Amodei Dario, Chief Executive Officer of Anthropic. /Courtesy of Yonhap News

Anthropic, which developed the artificial intelligence (AI) model Claude, urged the government to craft regulations and labor market measures to address risks stemming from advances in AI technology.

According to Reuters on the 10th (local time), Anthropic said in a statement that absent the passage of strict federal laws in Congress addressing AI risks, state governments should not be blocked from regulating AI. It also stressed that Congress should require independent safety testing for the top-tier models produced by AI corporations, and that measures must be devised for problems such as unemployment triggered by AI.

Chief Executive Officer Dario Amodei detailed this position in an essay titled "Policy for Exponential AI Progress," published on his personal blog the same day.

Amodei said the pace of AI development is accelerating exponentially, making transparency-centered regulations discussed to date insufficient. He said, "It is time to go beyond transparency and introduce stricter, binding regulations on AI," adding that the government should establish an agency to regulate AI modeled on the Federal Aviation Administration (FAA), which conducts technical tests and audits on aircraft.

He also voiced concern over the potential for large-scale unemployment sparked by AI. "Long-term job displacement is not only undesirable but also risky," he said, arguing that incentives to promote employment or income supports such as universal basic income will likely be needed.

He went on to emphasize that credible accountability rules must be established for fully autonomous weapons systems and that their use should be banned in the United States.

In an interview with Bloomberg released the same day, Amodei also said human involvement is needed when using AI for military purposes. He said he did not know whether Claude was used in the February missile strike on an Iranian elementary school that killed about 120 children, but added, "The principle we have established is that humans make the final decision." He then said the strike showed why humans must retain control even when AI provides support.
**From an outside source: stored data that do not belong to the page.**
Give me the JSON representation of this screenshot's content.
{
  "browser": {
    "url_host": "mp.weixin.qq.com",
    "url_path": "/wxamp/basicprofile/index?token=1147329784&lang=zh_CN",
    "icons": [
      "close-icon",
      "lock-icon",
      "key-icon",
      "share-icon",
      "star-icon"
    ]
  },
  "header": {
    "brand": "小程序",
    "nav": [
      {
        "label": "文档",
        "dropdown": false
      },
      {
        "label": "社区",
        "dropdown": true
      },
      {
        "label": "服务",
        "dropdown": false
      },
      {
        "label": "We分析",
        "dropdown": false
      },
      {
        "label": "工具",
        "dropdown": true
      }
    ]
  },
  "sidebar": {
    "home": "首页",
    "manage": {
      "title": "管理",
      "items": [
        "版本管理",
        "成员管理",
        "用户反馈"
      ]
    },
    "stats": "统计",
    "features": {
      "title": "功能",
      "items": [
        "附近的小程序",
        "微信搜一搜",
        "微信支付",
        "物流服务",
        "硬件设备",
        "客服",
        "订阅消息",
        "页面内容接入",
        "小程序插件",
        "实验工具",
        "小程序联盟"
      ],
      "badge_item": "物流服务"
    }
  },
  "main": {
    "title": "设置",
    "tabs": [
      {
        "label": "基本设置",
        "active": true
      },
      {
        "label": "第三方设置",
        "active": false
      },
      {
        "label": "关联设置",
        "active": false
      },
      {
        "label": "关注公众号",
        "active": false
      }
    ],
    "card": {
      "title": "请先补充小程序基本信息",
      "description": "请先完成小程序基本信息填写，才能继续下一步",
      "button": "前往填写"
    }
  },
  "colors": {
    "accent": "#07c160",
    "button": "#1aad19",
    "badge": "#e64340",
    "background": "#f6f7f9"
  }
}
However, he denied claims that Claude is being used in immigration enforcement under the Donald Trump administration or in the Gaza Strip in Palestine. Even so, he said there is no problem with Claude being used in the U.S. Department of Defense's (Ministry of National Defense) military operations.

Amodei also said technology corporations do not have the authority to permit or prohibit specific military operations, adding, "Military policy should ultimately be left in the hands of military decision-makers."

He also explained why the release of Mythos, a top-tier AI model with expert-level security vulnerability detection capabilities, was delayed. "Models' ability to find vulnerabilities has steadily improved, but this time the leap was particularly large," he said. "Among the corporations that used the model early, some reacted by saying, 'This is an ultra-powerful weapon. You'd need a gun license to use this. Please do not release it.'"

Regarding assessments that his path—developing AI models while consistently warning about AI's risks—resembles that of Robert Oppenheimer, he said, "I see Oppenheimer as a case of failure, a case that should not be," adding, "To reach a good outcome, there must be checks and balances everywhere."